The UTC has settled the question that general use of language tags is
strongly discouraged, as they are stateful and therefore don't belong in
plain text. Proposals that don't start from that point, are non-starters.
>But the OT font should be able to recognize an E0000 codepoint string (as just
>codeponts) and do "context" glyph swapping [*].
This statement combines a thorough misunderstanding of OT and of language tags.
Language tags act like delimiters that define an stateful behavior (i.e.

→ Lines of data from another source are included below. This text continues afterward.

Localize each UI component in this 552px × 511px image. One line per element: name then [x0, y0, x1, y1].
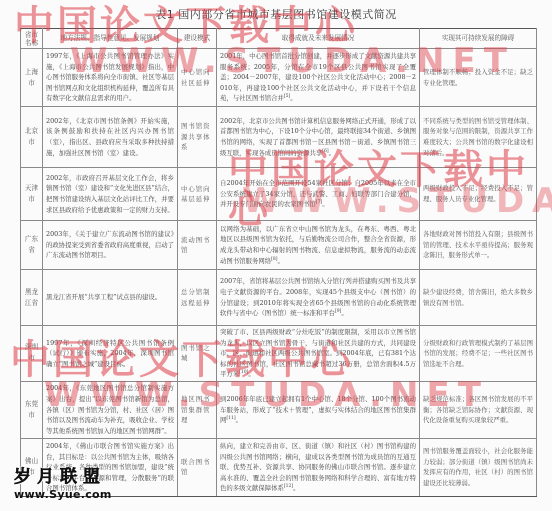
achievement-cell: 到2006年年底已建立起拥有1个中心馆、18个分馆、100个图书流动车服务站，形… [217, 381, 420, 438]
table-row: 天津市 2002年，市政府召开基层文化工作会，将乡镇图书馆（室）建设和“文化先进… [21, 168, 537, 221]
citation-ref: [8] [271, 256, 277, 261]
region-name: 黑龙江省 [21, 270, 43, 326]
regulation-cell: 2003年，《关于建立广东流动图书馆的建议》的政协提案受到省委省政府高度重视，启… [43, 221, 178, 270]
achievement-cell: 突破了市、区县两级财政“分灶吃饭”的制度限制，采用以市立图书馆为龙头，以区立图书… [217, 326, 420, 382]
table-caption: 表1 国内部分省市城市基层图书馆建设模式简况 [0, 6, 552, 22]
model-cell: 联合图书馆 [178, 438, 217, 496]
table-row: 深圳市 1997年，《深圳经济特区公共图书馆条例（试行）》颁布实施，2004年，… [21, 326, 537, 382]
achievement-cell: 2002年，北京市公共图书馆计算机信息服务网络正式开通，形成了以首都图书馆为中心… [217, 107, 420, 168]
table-row: 黑龙江省 黑龙江省开展“共享工程”试点县的建设。 总分馆制远程延伸 2007年，… [21, 270, 537, 326]
model-cell: 总分馆制远程延伸 [178, 270, 217, 326]
model-cell: 中心馆向社区延伸 [178, 49, 217, 107]
header-achievements: 取得成就及未来发展情况 [217, 29, 420, 49]
model-cell: 流动图书馆 [178, 221, 217, 270]
regulation-cell: 2002年，《北京市图书馆条例》开始实施，该条例鼓励和扶持在社区内兴办图书馆（室… [43, 107, 178, 168]
region-name: 北京市 [21, 107, 43, 168]
obstacle-cell: 不同系统与类型的图书馆受管理体制、服务对象与范围的限制，资源共享工作难度较大；公… [420, 107, 537, 168]
region-name: 上海市 [21, 49, 43, 107]
citation-ref: [11] [226, 416, 235, 421]
obstacle-cell: 分级财政和行政管理模式制约了基层图书馆的发展；经费不足；一些社区图书馆选址不合理… [420, 326, 537, 382]
obstacle-cell: 两级财政投入不足；经费投入不足；管理、服务人员专业化管理。 [420, 168, 537, 221]
obstacle-cell: 管理体制不顺畅；投入资金不足；缺乏专业化管理。 [420, 49, 537, 107]
achievement-text: 2002年，北京市公共图书馆计算机信息服务网络正式开通，形成了以首都图书馆为中心… [220, 117, 416, 157]
library-model-table: 省市名称 地方法规、指导性意见、发展规划 建设模式 取得成就及未来发展情况 实现… [20, 28, 537, 497]
table-row: 东莞市 2004年，《东莞地区图书馆总分馆制实施方案》出台，提出“以东莞图书馆新… [21, 381, 537, 438]
table-row: 上海市 1997年，《上海市公共图书馆管理办法》实施，《上海市公共图书馆发展规划… [21, 49, 537, 107]
achievement-text: 纵向，建立和完善由市、区、街道（镇）和社区（村）图书馆构建的四级公共图书馆网络；… [220, 442, 416, 492]
achievement-text: 以网络为基础，以广东省立中山图书馆为龙头，在粤东、粤西、粤北地区以县级图书馆为依… [220, 225, 416, 265]
model-cell: 中心馆向基层延伸 [178, 168, 217, 221]
achievement-text: 2001年，中心图书馆首批分馆创建，并逐步形成了文献资源共建共享服务系统；200… [220, 52, 416, 102]
site-logo: 岁月联盟 www.Syue.com [14, 462, 112, 501]
regulation-cell: 黑龙江省开展“共享工程”试点县的建设。 [43, 270, 178, 326]
regulation-cell: 1997年，《上海市公共图书馆管理办法》实施，《上海市公共图书馆发展规划》指出，… [43, 49, 178, 107]
table-header-row: 省市名称 地方法规、指导性意见、发展规划 建设模式 取得成就及未来发展情况 实现… [21, 29, 537, 49]
header-model: 建设模式 [178, 29, 217, 49]
region-name: 天津市 [21, 168, 43, 221]
header-regulations: 地方法规、指导性意见、发展规划 [43, 29, 178, 49]
table-row: 北京市 2002年，《北京市图书馆条例》开始实施，该条例鼓励和扶持在社区内兴办图… [21, 107, 537, 168]
regulation-cell: 2002年，市政府召开基层文化工作会，将乡镇图书馆（室）建设和“文化先进区县”结… [43, 168, 178, 221]
header-obstacles: 实现其可持续发展的障碍 [420, 29, 537, 49]
achievement-cell: 自2004年开始在全市范围开设54家社区分馆；自2005年以来在全市公安系统建立… [217, 168, 420, 221]
model-cell: 图书馆之城 [178, 326, 217, 382]
achievement-text: 到2006年年底已建立起拥有1个中心馆、18个分馆、100个图书流动车服务站，形… [220, 395, 416, 424]
achievement-cell: 2001年，中心图书馆首批分馆创建，并逐步形成了文献资源共建共享服务系统；200… [217, 49, 420, 107]
citation-ref: [5] [284, 94, 290, 99]
model-cell: 地区图书馆集群管理 [178, 381, 217, 438]
obstacle-cell: 缺少建设经费，馆舍陈旧，绝大多数乡镇没有图书馆。 [420, 270, 537, 326]
achievement-cell: 以网络为基础，以广东省立中山图书馆为龙头，在粤东、粤西、粤北地区以县级图书馆为依… [217, 221, 420, 270]
citation-ref: [12] [284, 484, 293, 489]
obstacle-cell: 缺乏规范标准；各区图书馆发展的不平衡；各馆缺乏馆际协作；文献资源、现代化设备重复… [420, 381, 537, 438]
citation-ref: [9] [335, 309, 341, 314]
regulation-cell: 1997年，《深圳经济特区公共图书馆条例（试行）》颁布实施，2004年，深圳图书… [43, 326, 178, 382]
region-name: 广东省 [21, 221, 43, 270]
citation-ref: [6] [322, 148, 328, 153]
region-name: 深圳市 [21, 326, 43, 382]
site-logo-name: 岁月联盟 [14, 462, 112, 487]
table-row: 广东省 2003年，《关于建立广东流动图书馆的建议》的政协提案受到省委省政府高度… [21, 221, 537, 270]
achievement-cell: 纵向，建立和完善由市、区、街道（镇）和社区（村）图书馆构建的四级公共图书馆网络；… [217, 438, 420, 496]
achievement-text: 2007年，省馆将基层公共图书馆纳入分馆行列并搭建购买图书及共享电子文献资源的平… [220, 277, 416, 317]
regulation-cell: 2004年，《东莞地区图书馆总分馆制实施方案》出台，提出“以东莞图书馆新馆为总馆… [43, 381, 178, 438]
site-logo-url: www.Syue.com [14, 488, 112, 501]
obstacle-cell: 各地财政对图书馆投入有限；县级图书馆的管理、技术水平亟待提高；服务观念陈旧，服务… [420, 221, 537, 270]
citation-ref: [10] [239, 370, 248, 375]
header-region: 省市名称 [21, 29, 43, 49]
citation-ref: [7] [316, 200, 322, 205]
obstacle-cell: 图书馆服务覆盖面较小，社会化服务能力较弱；部分街道（镇）级图书馆尚未发挥应有的作… [420, 438, 537, 496]
achievement-cell: 2007年，省馆将基层公共图书馆纳入分馆行列并搭建购买图书及共享电子文献资源的平… [217, 270, 420, 326]
achievement-text: 突破了市、区县两级财政“分灶吃饭”的制度限制，采用以市立图书馆为龙头，以区立图书… [220, 328, 416, 378]
model-cell: 图书馆资源共享体系 [178, 107, 217, 168]
region-name: 东莞市 [21, 381, 43, 438]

on/off). A font may be called on for glyphs for characters on page 43 of a
100 page document - with the entire text in the same language. In that case
there would be no language tag characters in the run of text to act as
'context'. Language information belongs in higher level protocols, wherever
possible.
>This is old but hopefully reliable:
>
><http://www.unicode.org/unicode/reports/tr7/tr7-3.1.html#Language%20Tags>
This is dated 8-31-2000, and therefore indeed old. Contrary to your
suggestion, it has long been superseded, as you can see if you look at
http://www.unicode.org/reports/tr7 where it says:
UTR #7: Plane 14 Characters for Language Tags has been incorporated into
the Unicode Standard Version 3.1, and is thus now superseded. The last
version of that document before it was superseded can be found at
<http://www.unicode.org/reports/tr7/tr7-4.html>http://www.unicode.org/reports/tr7/tr7-4.html
Each Unicode Technical Report has a link to it's 'most recent version' in
the header. There's never an excuse to not check first what the most
up-to-date version of the Standard says, and courtesy to others demands
that you do that before trying to engage them in a discussion of a proposal
for a particular use of the standard.